Bolton Wanderers are delighted to unveil a new gym at their Lostock training base – a facility which has been paid for by Bolton Wanderers Development Association Lotteries, an organisation purely supported by the club’s fans and the wider Bolton public.
Using funds raised by the Whites’ lottery schemes such as Lifeline, Goldline, Golden Gamble and Instant Win Scratch Tickets – operated by the Bolton Wanderers Development Association (BWDA) - more than £400,000 has been poured into new training facilities at Lostock.
This includes an all-weather ‘bubble’, due to be installed this week, to enable Phil Parkinson’s side to train indoors during bad weather and is a necessity for the club’s Academy to retain its Category Two status.
The previous gym, also funded by lottery cash at a cost of £100,000, had been built specifically for younger academy players.
Low ceilings however meant that when the first team moved in to Lostock in 2016, taller players in the squad were forced to kneel down and improvise their training routines.
Following the Whites’ promotion back in April meanwhile, manager Parkinson, Matt Barrass (Head Physiotherapist) and Nick Allamby (Head of Sports Science) approached the BWDA for support on the matter and the rest, as they say, is history.
And speaking regarding the matter, Parkinson has praised the club’s fans who continue to pay into lottery schemes to enable such projects to come to fruition.
“It is great that the fans can see their money going to work on something which is going to directly improve the team,” said the manager. “The gym was crucial. It was originally built for the academy but with more people here at the training ground we needed more space and the newly built and custom designed gym has been done to a fantastic standard and looks really great.

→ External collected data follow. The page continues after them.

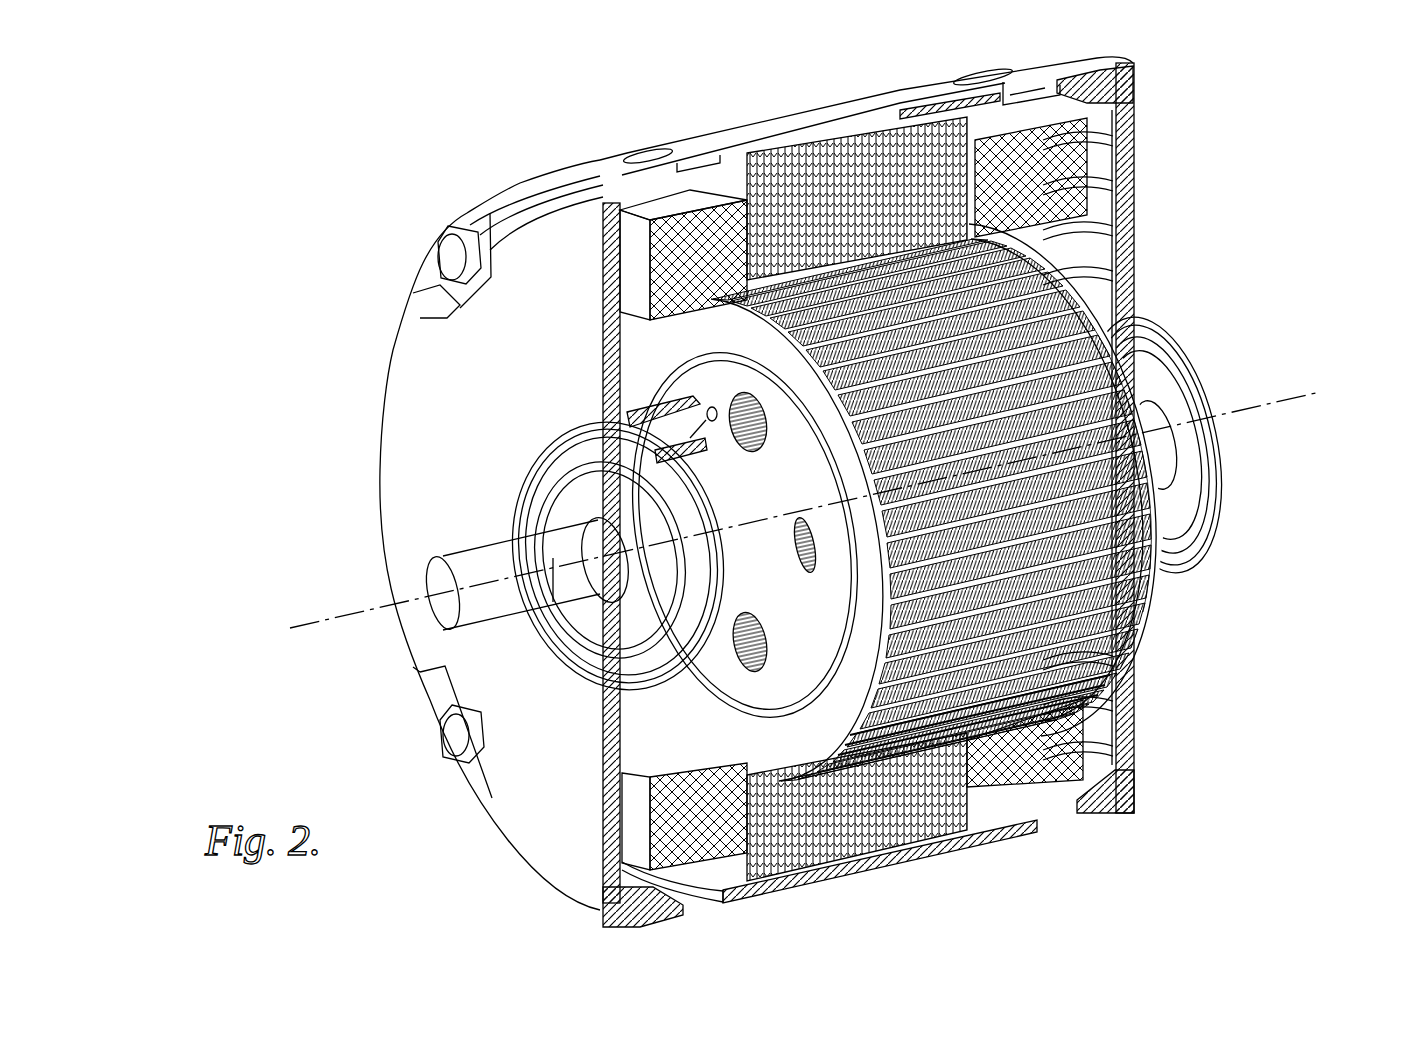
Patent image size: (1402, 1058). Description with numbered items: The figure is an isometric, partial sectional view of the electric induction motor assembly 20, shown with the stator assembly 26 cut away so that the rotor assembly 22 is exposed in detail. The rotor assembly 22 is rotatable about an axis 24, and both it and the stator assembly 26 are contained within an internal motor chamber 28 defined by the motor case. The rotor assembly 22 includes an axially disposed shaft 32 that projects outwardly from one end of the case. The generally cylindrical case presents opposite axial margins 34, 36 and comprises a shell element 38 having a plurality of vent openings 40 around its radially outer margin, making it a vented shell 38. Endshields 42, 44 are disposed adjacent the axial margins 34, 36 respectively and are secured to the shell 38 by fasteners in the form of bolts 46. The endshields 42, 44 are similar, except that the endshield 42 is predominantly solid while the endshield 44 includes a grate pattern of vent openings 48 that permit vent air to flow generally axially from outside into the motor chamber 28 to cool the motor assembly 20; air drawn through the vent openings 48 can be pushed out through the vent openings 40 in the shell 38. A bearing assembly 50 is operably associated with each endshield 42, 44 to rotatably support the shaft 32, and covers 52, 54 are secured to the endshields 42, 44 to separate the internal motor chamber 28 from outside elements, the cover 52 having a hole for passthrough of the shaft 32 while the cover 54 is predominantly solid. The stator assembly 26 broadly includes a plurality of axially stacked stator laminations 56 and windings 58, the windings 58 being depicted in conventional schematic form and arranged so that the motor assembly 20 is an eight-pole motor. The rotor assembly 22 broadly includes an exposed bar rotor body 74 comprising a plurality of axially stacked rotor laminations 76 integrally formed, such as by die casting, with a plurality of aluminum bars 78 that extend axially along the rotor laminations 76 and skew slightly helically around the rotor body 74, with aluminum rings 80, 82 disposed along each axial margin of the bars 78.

The electric induction motor assembly 20 is at (1252, 185).
The rotor assembly 22 is at (745, 680).
The axis 24 is at (350, 620).
The stator assembly 26 is at (1080, 736).
The internal motor chamber 28 is at (1075, 115).
The shaft 32 is at (520, 600).
The axial margin 34 is at (548, 170).
The axial margin 36 is at (1140, 60).
The shell element 38 is at (785, 130).
The vent openings 40 is at (700, 905).
The endshield 42 is at (412, 337).
The endshield 44 is at (1132, 105).
The bolts 46 is at (448, 735).
The vent openings 48 is at (1095, 258).
The bearing assembly 50 is at (735, 470).
The cover 52 is at (600, 652).
The cover 54 is at (1160, 375).
The stator laminations 56 is at (930, 810).
The windings 58 is at (690, 243).
The exposed bar rotor body 74 is at (1130, 500).
The rotor laminations 76 is at (990, 680).
The aluminum bars 78 is at (890, 610).
The aluminum ring 80 is at (690, 735).
The aluminum ring 82 is at (1130, 583).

“It’s important for the strength and conditioning of the players that they can access the right equipment and do the right training.
“When we moved over to Lostock we looked at the training ground, and agreed it had potential. We have now started to upgrade the facilities thanks to the BWDA.
“I’d like to thank everyone for their support, the Committee who make the decisions on where the money is spent, the staff for their hard work and the people and supporters who put their money in to help them.
“Without support such as this from our fantastic supporters, we would be limited in our scope to develop Lostock and the facilities that we have – in supporting the club’s lotteries and the BWDA, the Bolton public are in turn helping to improve their football team.
“Your support cannot be underestimated and I would encourage anybody who isn’t already involved in the schemes to enrol and play their part in helping to develop and improve their football club.”
The BWDA has also invested in GPS training vests for the players this season, which allows Allamby and his staff to monitor the squad during training and games and adjust training schedules accordingly, with Wanderers having built a reputation for being at the cutting edge of sports science during their recent history.
People have the opportunity to join Goldline for just £1 per week or Lifeline for £2 per week and as well as helping the club, you could win up to £7,500.
Alternatively, there is the option to buy a Golden Gamble ticket on matchdays or a BWFC Instant Win Scratch Card from your local store – every little helps and all monies go towards the funding of projects for Bolton Wanderers Football Club.
The Inception of Lifeline
The original Lifeline scheme was the brainchild of former Bolton Chairman Terry Edge and money raised in those early days at Burnden Park, quite literally, kept the club from ruin.
The great Nat Lofthouse was a proud patron, with his impassioned call for supporters to dig deep and join the lottery during a game against Charlton Athletic in 1982 the stuff of legend.
Nat also travelled up and down the land with former commercial manager Alf Davies speaking to clubs and organisations about how they could launch the same blueprint.
These days, that job falls on the shoulders of Andrew Dean, his hard-working staff and an extremely supportive committee.
Money raised by the BWDA is ring-fenced and cannot be used for wages or overhead expenses but for projects, determined by an elected committee, which directly help the club and its supporters.
And as in 1982, when Nat made his famous appeal, Bolton Wanderers are now asking the supporters and people of Bolton to get behind the lotteries once again.